More than eight decades after it was installed, a memorial to the three 19th-century sibling novelists in London’s Westminster Abbey was amended Thursday to restore the diaereses – the two dots over the e in their surname.

The dots — which indicate that the name is pronounced “brontay” rather than “bront” — were omitted when the stone tablet commemorating Charlotte, Emily and Anne was erected in the abbey’s Poets’ Corner in October 1939, just after the outbreak of World War II.

They were restored after Brontë historian Sharon Wright, editor of the Brontë Society Gazette, raised the issue with Dean of Westminster David Hoyle. The abbey asked its stonemason to tap in the dots and its conservator to paint them.

“There’s no paper record for anyone complaining about this or mentioning this, so I just wanted to put it right, really,” Wright said. “These three Yorkshire women deserve their place here, but they also deserve to have their name spelled correctly.”

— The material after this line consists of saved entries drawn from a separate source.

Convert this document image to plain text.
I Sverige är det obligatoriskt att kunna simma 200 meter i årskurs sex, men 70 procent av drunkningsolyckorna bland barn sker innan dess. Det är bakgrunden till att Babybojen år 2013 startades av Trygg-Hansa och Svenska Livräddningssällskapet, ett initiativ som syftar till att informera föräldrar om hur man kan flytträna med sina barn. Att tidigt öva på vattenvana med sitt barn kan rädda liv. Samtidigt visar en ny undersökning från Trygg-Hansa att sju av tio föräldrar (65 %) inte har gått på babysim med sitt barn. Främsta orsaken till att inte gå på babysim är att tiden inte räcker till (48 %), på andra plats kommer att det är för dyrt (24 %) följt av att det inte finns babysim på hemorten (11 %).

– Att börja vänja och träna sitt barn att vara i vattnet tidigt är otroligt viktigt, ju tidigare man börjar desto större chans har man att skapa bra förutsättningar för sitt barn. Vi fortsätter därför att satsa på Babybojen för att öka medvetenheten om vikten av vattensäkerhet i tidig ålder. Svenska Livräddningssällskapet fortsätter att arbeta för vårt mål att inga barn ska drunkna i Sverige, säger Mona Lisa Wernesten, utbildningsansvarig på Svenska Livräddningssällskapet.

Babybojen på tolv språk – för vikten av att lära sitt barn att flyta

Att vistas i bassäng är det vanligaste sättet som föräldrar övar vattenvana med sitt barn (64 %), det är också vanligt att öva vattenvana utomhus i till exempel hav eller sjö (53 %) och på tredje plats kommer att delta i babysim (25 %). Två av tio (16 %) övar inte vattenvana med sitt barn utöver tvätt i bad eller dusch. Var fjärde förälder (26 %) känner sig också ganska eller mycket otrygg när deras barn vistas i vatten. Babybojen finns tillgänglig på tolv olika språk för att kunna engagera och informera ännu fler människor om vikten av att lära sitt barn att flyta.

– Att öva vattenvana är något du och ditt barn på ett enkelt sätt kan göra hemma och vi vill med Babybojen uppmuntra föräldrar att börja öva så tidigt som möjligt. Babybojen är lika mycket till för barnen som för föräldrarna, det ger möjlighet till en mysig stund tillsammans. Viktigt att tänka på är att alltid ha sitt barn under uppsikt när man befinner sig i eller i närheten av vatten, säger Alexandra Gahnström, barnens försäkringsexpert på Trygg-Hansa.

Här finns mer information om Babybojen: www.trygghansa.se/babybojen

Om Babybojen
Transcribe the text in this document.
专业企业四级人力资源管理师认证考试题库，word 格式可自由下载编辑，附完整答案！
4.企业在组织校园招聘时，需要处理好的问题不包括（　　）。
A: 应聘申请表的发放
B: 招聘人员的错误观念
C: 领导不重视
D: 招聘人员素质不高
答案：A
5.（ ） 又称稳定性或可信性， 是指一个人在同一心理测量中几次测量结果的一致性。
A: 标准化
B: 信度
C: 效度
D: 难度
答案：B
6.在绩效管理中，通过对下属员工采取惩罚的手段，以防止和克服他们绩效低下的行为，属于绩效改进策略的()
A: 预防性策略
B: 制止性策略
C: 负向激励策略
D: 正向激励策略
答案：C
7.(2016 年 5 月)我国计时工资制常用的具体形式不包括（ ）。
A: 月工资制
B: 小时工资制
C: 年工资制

It’s believed the writers’ Irish father Patrick changed the spelling of his surname from Brunty or Prunty when he went to university in England.

Raised on the wild Yorkshire moors, all three sisters died before they were 40, leaving enduring novels including Charlotte’s “Jane Eyre,” Emily’s “Wuthering Heights” and Anne’s “The Tenant of Wildfell Hall.”

Rebecca Yorke, director of the Brontë Society, welcomed the restoration.

“As the Brontës and their work are loved and respected all over the world, it’s entirely appropriate that their name is spelled correctly on their memorial,” she said.